Disney’s latest live-action adaptation, “Snow White,” starring Rachel Zegler, has been deemed a historic box office disaster, struggling to compete against other family films, most notably the recently released “Minecraft.” After three weeks in theaters, “Snow White” has generated a mere $168 million globally, a stark contrast to “Minecraft,” which raked in $163 million during its opening weekend alone in the U.S.
The film’s disappointing performance has drawn criticism from media outlets attempting to frame Zegler as a victim amid the backlash, but audiences have largely rejected the film. It has received one of the lowest ratings in history on IMDb, suggesting that viewer sentiment is overwhelmingly negative. With a significant 58% drop in ticket sales in its third weekend, “Snow White” has fallen behind not only “Minecraft” but also lesser-known films such as “The Chosen,” which has managed to outperform it despite being shown in 1,500 fewer theaters.

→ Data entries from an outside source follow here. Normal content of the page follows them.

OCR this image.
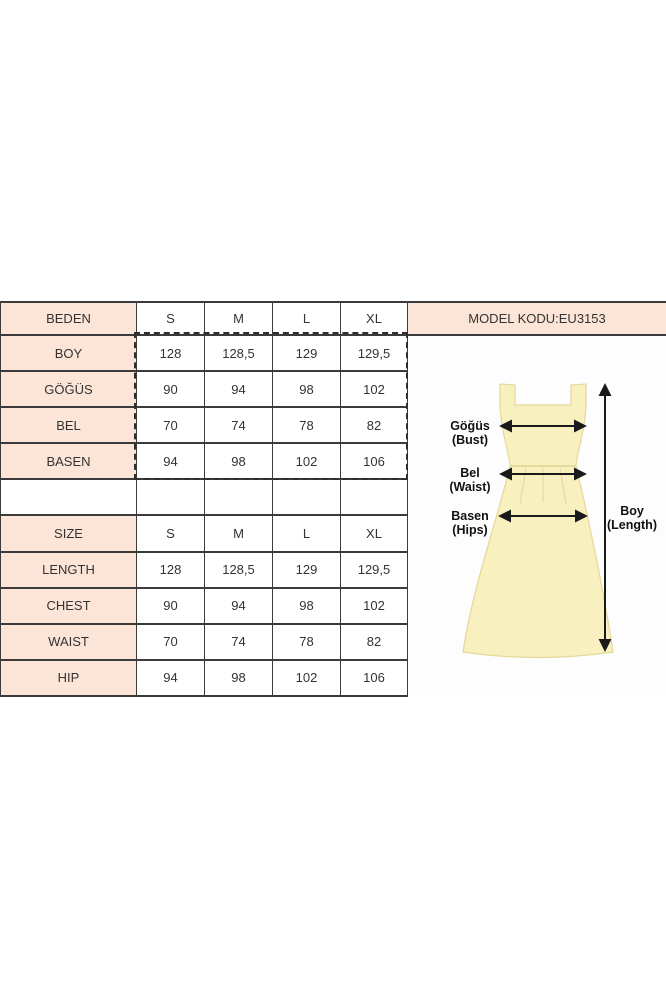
BEDEN	S	M	L	XL	MODEL KODU:EU3153
BOY	128	128,5	129	129,5	
Göğüs
(Bust)
Bel
(Waist)
Basen
(Hips)
Boy
(Length)

GÖĞÜS	90	94	98	102	
BEL	70	74	78	82	
BASEN	94	98	102	106	

SIZE	S	M	L	XL	
LENGTH	128	128,5	129	129,5	
CHEST	90	94	98	102	
WAIST	70	74	78	82	
HIP	94	98	102	106	
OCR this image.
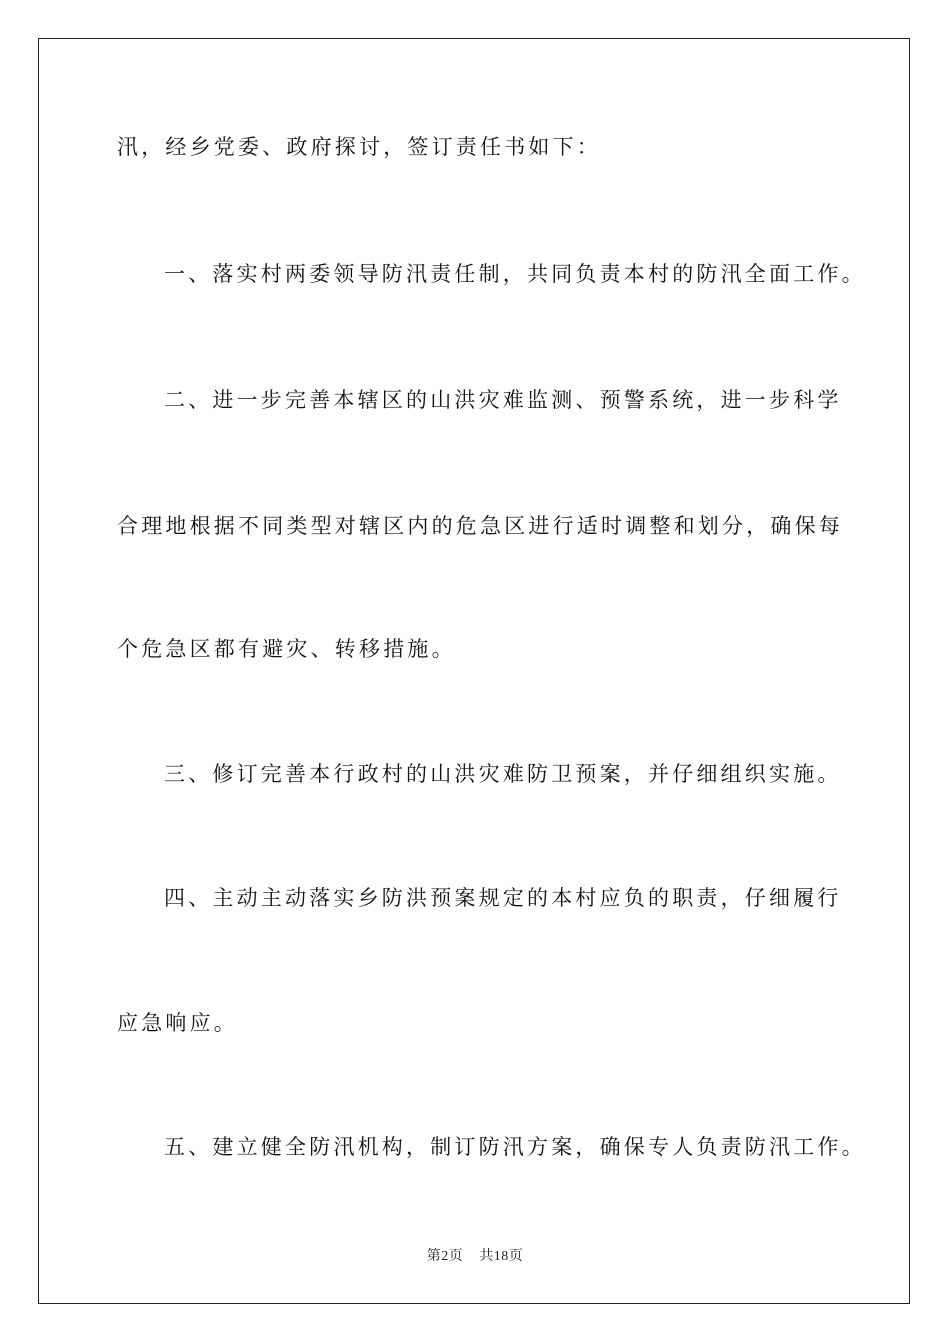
汛，经乡党委、政府探讨，签订责任书如下：
一、落实村两委领导防汛责任制，共同负责本村的防汛全面工作。
二、进一步完善本辖区的山洪灾难监测、预警系统，进一步科学
合理地根据不同类型对辖区内的危急区进行适时调整和划分，确保每
个危急区都有避灾、转移措施。
三、修订完善本行政村的山洪灾难防卫预案，并仔细组织实施。
四、主动主动落实乡防洪预案规定的本村应负的职责，仔细履行
应急响应。
五、建立健全防汛机构，制订防汛方案，确保专人负责防汛工作。
第2页 共18页
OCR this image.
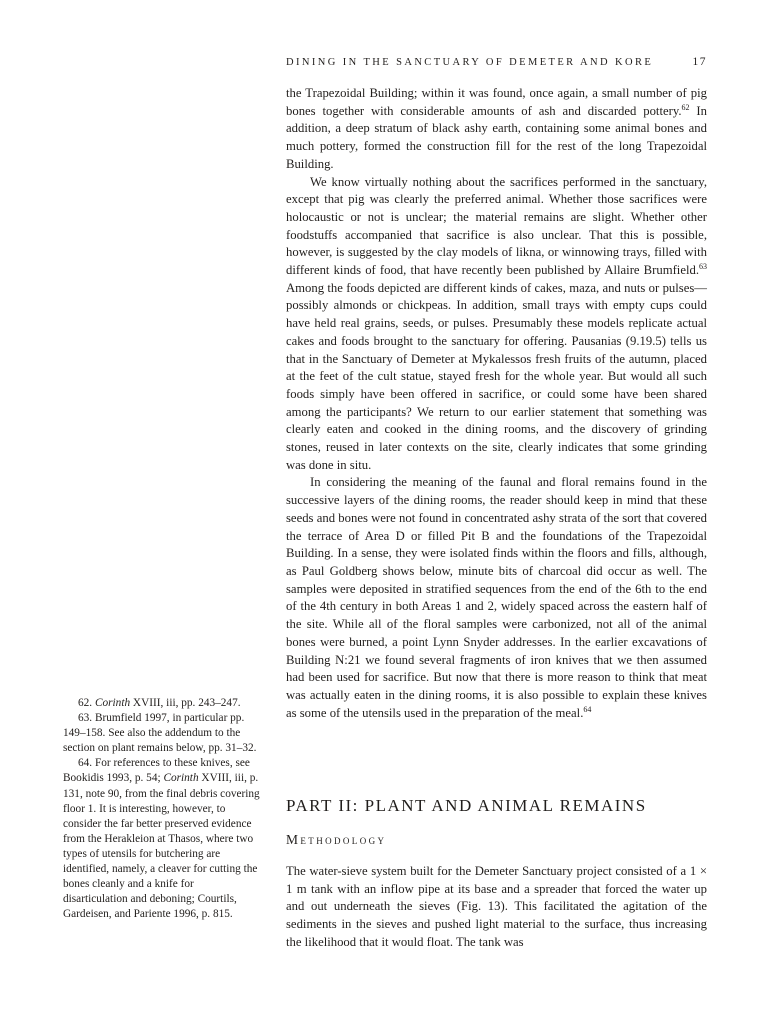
DINING IN THE SANCTUARY OF DEMETER AND KORE	17

62. Corinth XVIII, iii, pp. 243–247.

63. Brumfield 1997, in particular pp. 149–158. See also the addendum to the section on plant remains below, pp. 31–32.

64. For references to these knives, see Bookidis 1993, p. 54; Corinth XVIII, iii, p. 131, note 90, from the final debris covering floor 1. It is interesting, however, to consider the far better preserved evidence from the Herakleion at Thasos, where two types of utensils for butchering are identified, namely, a cleaver for cutting the bones cleanly and a knife for disarticulation and deboning; Courtils, Gardeisen, and Pariente 1996, p. 815.

the Trapezoidal Building; within it was found, once again, a small number of pig bones together with considerable amounts of ash and discarded pottery.$^{62}$ In addition, a deep stratum of black ashy earth, containing some animal bones and much pottery, formed the construction fill for the rest of the long Trapezoidal Building.

We know virtually nothing about the sacrifices performed in the sanctuary, except that pig was clearly the preferred animal. Whether those sacrifices were holocaustic or not is unclear; the material remains are slight. Whether other foodstuffs accompanied that sacrifice is also unclear. That this is possible, however, is suggested by the clay models of likna, or winnowing trays, filled with different kinds of food, that have recently been published by Allaire Brumfield.$^{63}$ Among the foods depicted are different kinds of cakes, maza, and nuts or pulses—possibly almonds or chickpeas. In addition, small trays with empty cups could have held real grains, seeds, or pulses. Presumably these models replicate actual cakes and foods brought to the sanctuary for offering. Pausanias (9.19.5) tells us that in the Sanctuary of Demeter at Mykalessos fresh fruits of the autumn, placed at the feet of the cult statue, stayed fresh for the whole year. But would all such foods simply have been offered in sacrifice, or could some have been shared among the participants? We return to our earlier statement that something was clearly eaten and cooked in the dining rooms, and the discovery of grinding stones, reused in later contexts on the site, clearly indicates that some grinding was done in situ.

In considering the meaning of the faunal and floral remains found in the successive layers of the dining rooms, the reader should keep in mind that these seeds and bones were not found in concentrated ashy strata of the sort that covered the terrace of Area D or filled Pit B and the foundations of the Trapezoidal Building. In a sense, they were isolated finds within the floors and fills, although, as Paul Goldberg shows below, minute bits of charcoal did occur as well. The samples were deposited in stratified sequences from the end of the 6th to the end of the 4th century in both Areas 1 and 2, widely spaced across the eastern half of the site. While all of the floral samples were carbonized, not all of the animal bones were burned, a point Lynn Snyder addresses. In the earlier excavations of Building N:21 we found several fragments of iron knives that we then assumed had been used for sacrifice. But now that there is more reason to think that meat was actually eaten in the dining rooms, it is also possible to explain these knives as some of the utensils used in the preparation of the meal.$^{64}$

PART II: PLANT AND ANIMAL REMAINS
Methodology

The water-sieve system built for the Demeter Sanctuary project consisted of a 1 × 1 m tank with an inflow pipe at its base and a spreader that forced the water up and out underneath the sieves (Fig. 13). This facilitated the agitation of the sediments in the sieves and pushed light material to the surface, thus increasing the likelihood that it would float. The tank was
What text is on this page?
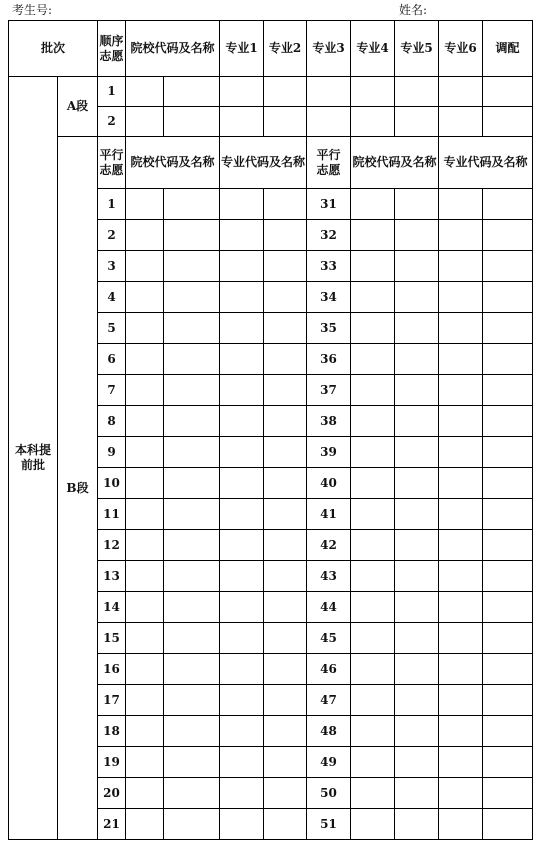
考生号:	姓名:
批次		顺序志愿	院校代码及名称		专业1	专业2	专业3	专业4	专业5	专业6	调配
本科提前批	A段	1									
		2									
	B段	平行志愿	院校代码及名称		专业代码及名称		平行志愿	院校代码及名称		专业代码及名称	
		1					31				
		2					32				
		3					33				
		4					34				
		5					35				
		6					36				
		7					37				
		8					38				
		9					39				
		10					40				
		11					41				
		12					42				
		13					43				
		14					44				
		15					45				
		16					46				
		17					47				
		18					48				
		19					49				
		20					50				
		21					51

Analysts project that “Snow White” will struggle to reach the $200 million mark, facing a potential loss exceeding $300 million when accounting for its production and marketing costs, which are estimated to be upwards of $400 million. Disney typically retains only about half of the box office revenue, meaning the studio is likely to earn around $100 million from this film, leaving them with a staggering financial shortfall.
While some industry commentators speculate that negative reviews and “review-bombing” have contributed to its failure, the overwhelming evidence suggests that audiences simply chose not to engage with the film. In contrast, “Minecraft” has successfully captured the attention and enthusiasm of its target demographic, highlighting a clear disconnect between “Snow White” and family moviegoers.
As the dust settles on this box office debacle, it remains clear that Disney’s “Snow White” is not only a disappointment for the studio but also a cautionary tale about the challenges of reviving classic narratives in a competitive cinematic landscape.